Toward the end of the proceedings, when Tejada was asked how he wished to plea, his voice cracked as he replied: "Guilty." One of his lawyers patted him on the shoulder.
The shortstop has been a source of distractions during his short time in Houston. He was mentioned in the Mitchell report on doping in baseball, the day after the Orioles traded him to the Astros in December 2007. Then, last year, Tejada admitted to Wade he was actually two years older than the team believed him to be.
The legal case grew out of the March 17, 2005, congressional hearings on steroids in baseball at which Mark McGwire refused "to talk about the past," and Rafael Palmeiro -- Tejada's teammate with the Baltimore Orioles -- jabbing a finger at lawmakers and denied taking steroids.
Palmeiro was suspended by baseball later that year after failing a drug test. That House panel looked into whether Palmeiro should be investigated for perjury; he said the positive test must have been caused by a tainted B-12 vitamin injection given to him by Tejada.

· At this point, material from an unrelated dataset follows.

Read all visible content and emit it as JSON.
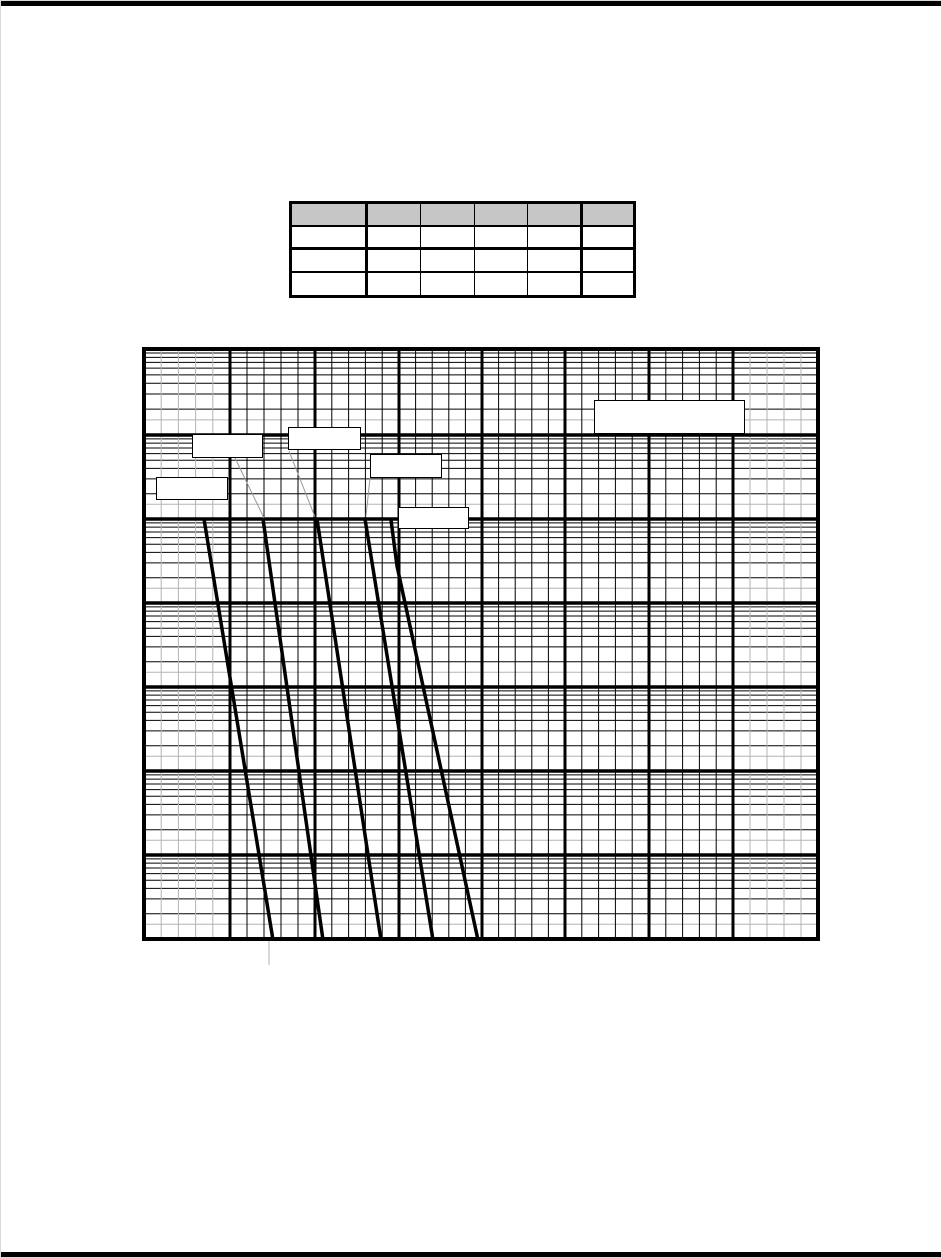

That led investigators to Tejada, who was questioned at a Baltimore hotel. He was not under oath, but court documents say he was advised "of the importance of providing truthful answers."
During that interview, Tejada told congressional staff "he had no knowledge of other players using or even talking about steroids or other banned substances," court documents say.
But in the Mitchell report, Oakland outfielder Adam Piatt is cited saying he discussed steroid use with Tejada and provided Tejada with testosterone and HGH. The report included copies of checks allegedly written by Tejada to Piatt in March 2003 for $3,100 and $3,200.
Congress decided not to ask the Justice Department to pursue charges against Palmeiro. But in January 2008, lawmakers referred Tejada to DOJ, a little more than a year before they asked that Clemens be investigated.
Before Tejada was allowed to leave the courtroom Wednesday, he was handed forms outlining the conditions of his release -- weekly phone calls to check in, a standard drug test -- and told to sign them. A man accustomed to putting his name on bats and balls, Tejada found himself forced to provide an autograph of a different sort.